The number of extreme weather events has also increased over the past several decades. The amount of precipitation falling in the heaviest one percent of rain events has increased in every region of the United States except Hawaii, subjecting many energy facilities to flooding and increasing the risk to exposed assets such as energy transmission lines.
Sea level rise and resulting higher storm surges have the potential to impact many coastal energy facilities. In California alone, more than 20 power-generating facilities are at risk. Other coastal states face similar issues: many of the facilities that handle raw materials for energy such as coal and petroleum are also near the coast. For instance, one-third of the United States’ petroleum- and gas-refining facilities are in the coastal plains of the Gulf of Mexico. Due to the need to access ocean transportation, many energy facilities that use coal, natural gas, oil, and refined petroleum products are located along the coast. Sea level rise and storm surge pose risks to all these facilities.

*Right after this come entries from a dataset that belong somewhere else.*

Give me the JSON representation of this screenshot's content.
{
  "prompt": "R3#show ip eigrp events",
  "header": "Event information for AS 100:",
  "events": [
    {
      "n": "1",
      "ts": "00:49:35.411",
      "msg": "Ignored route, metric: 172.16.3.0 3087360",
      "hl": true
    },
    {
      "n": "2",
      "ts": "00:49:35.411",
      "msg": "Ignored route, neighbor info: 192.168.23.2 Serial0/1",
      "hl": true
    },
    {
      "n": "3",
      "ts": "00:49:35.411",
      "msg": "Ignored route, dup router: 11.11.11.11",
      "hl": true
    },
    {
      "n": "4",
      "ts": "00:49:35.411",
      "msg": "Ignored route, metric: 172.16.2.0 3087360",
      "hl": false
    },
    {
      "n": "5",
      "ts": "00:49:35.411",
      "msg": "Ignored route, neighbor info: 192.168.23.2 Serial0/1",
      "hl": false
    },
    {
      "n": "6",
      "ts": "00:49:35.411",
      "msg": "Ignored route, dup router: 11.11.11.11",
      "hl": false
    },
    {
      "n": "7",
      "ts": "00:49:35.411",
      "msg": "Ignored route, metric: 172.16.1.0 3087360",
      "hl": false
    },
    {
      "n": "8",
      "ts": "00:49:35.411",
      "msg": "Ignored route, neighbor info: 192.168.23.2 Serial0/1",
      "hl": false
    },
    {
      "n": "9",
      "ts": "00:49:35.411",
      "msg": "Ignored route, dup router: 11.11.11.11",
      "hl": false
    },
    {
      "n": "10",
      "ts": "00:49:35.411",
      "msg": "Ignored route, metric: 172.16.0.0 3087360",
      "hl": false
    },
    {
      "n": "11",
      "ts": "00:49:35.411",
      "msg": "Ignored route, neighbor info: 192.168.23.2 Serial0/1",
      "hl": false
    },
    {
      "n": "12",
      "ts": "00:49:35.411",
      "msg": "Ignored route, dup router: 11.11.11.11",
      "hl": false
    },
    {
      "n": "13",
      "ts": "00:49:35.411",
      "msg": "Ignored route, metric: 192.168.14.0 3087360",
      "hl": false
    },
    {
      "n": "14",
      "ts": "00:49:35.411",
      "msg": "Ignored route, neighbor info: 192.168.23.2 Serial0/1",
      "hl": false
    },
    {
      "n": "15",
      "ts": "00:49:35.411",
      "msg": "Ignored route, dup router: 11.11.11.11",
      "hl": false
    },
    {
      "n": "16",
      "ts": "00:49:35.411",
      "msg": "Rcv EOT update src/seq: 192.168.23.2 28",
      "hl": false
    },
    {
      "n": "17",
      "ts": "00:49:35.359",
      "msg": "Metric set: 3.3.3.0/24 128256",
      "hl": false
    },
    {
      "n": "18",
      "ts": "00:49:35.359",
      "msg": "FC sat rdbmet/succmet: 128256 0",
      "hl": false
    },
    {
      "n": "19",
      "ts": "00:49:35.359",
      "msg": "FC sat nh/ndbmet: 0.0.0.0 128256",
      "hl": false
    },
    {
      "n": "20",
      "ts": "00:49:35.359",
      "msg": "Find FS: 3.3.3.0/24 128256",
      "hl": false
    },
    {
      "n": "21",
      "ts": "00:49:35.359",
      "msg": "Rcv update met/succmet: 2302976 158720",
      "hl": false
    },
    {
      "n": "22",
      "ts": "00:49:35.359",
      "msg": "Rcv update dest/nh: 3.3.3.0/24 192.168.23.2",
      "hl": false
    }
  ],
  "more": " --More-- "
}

Heavy precipitation, high winds, and floods associated with the increasing frequency of extreme weather events also present increasing risks to energy facilities. For instance, flooding is a common threat at power generation facilities that require proximity to water sources. Additionally, many oil- and coal-transporting rail lines follow topographic low points, subjecting these resources to climate- and weather-related delays. Increases in extreme weather events also have the potential to increase wind-driven damage of transmission lines.
Many adaptation options for energy infrastructure involve expensive, long-term efforts. For instance, based on needs for water or proximity to ocean ports, relocating some critical facilities will be difficult. However, some energy facilities may benefit from installation of protection from sea level rise and flooding. Planning ahead for changing conditions can improve the climate resilience of the energy sector.